Morocco hopes to shine in mega solar project

Copyright: Flickr/jalalspages

Send to a friend

The details you provide on this page will not be used to send unsolicited email, and will not be sold to a 3rd party. See privacy policy.

[ALGIERS] Morocco has launched what it claims is the biggest solar-thermal energy project in a single country, aiming to produce nearly 40 per cent of its electricity needs — 2,000 megawatts (MW) — by 2020.

The project will span an area of 10,000 hectares — just under half the size of Cairo, Egypt — at five different locations in the country and use concentrated solar-thermal power (CSP), which focuses a large area of sunlight onto a small area using lenses, to produce electricity.

Morocco hopes that the plant will supply 38 per cent of the country’s electricity needs by 2020. The government has pledged US$9 billion from public and private funds for the project. It says the new energy source will mean it can decrease its oil imports by 12 per cent, saving the country US$500–700 million annually.

Morocco is the only non-oil producing country in North Africa, depending on oil imports for most of its energy.

"This project will help Morocco reduce its greenhouse gas emissions by 3.7 million tonnes of CO2. This will help us play our role in mitigation of climate change," said Said Mouline, director of the Center for Renewable Energy Development in Morocco.

"Clean energy projects such as this will create many new jobs in the areas selected for the solar plants as well as boost the country’s scientific expertise in the field of solar energy," he added.

Fatiha Bouhired, researcher at the Center for the Development of Renewable Energy, Algeria, said: "This project is very important and ambitious, but I’m worried because usually the absence of legal mechanisms leads to continuous delays and most of the time the governments are not willing to invest enough money in these long-term projects".

Morocco already has several renewable energy projects.

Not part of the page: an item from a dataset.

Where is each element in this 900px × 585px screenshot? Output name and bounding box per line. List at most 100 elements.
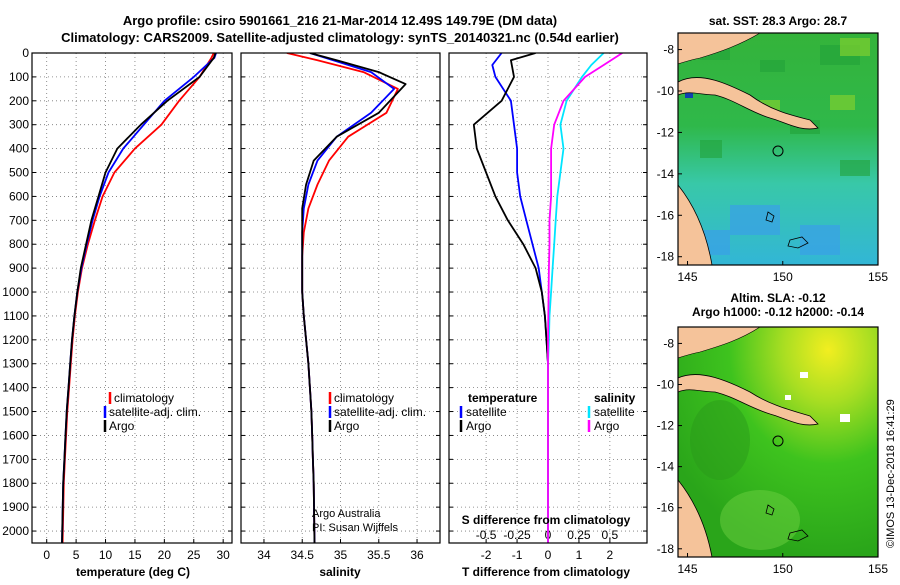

A windmill farm near the northern city of Tangiers produces 140MW of electricity and another near Tarfaya on the southwestern coast of the country will begin working in 2011 to produce 300MW.

Before this project, the biggest proposed CSP project in a single country was a 1,300 MW project in the United States.

Funding for the project will come from the government, the National Office of Electricity, and the Hassan II Fund for Economic and Social Development. An international tender will be held at the end of the month for foreign partners. Japan, the United Arab Emirates and the United States have all expressed interest in taking part.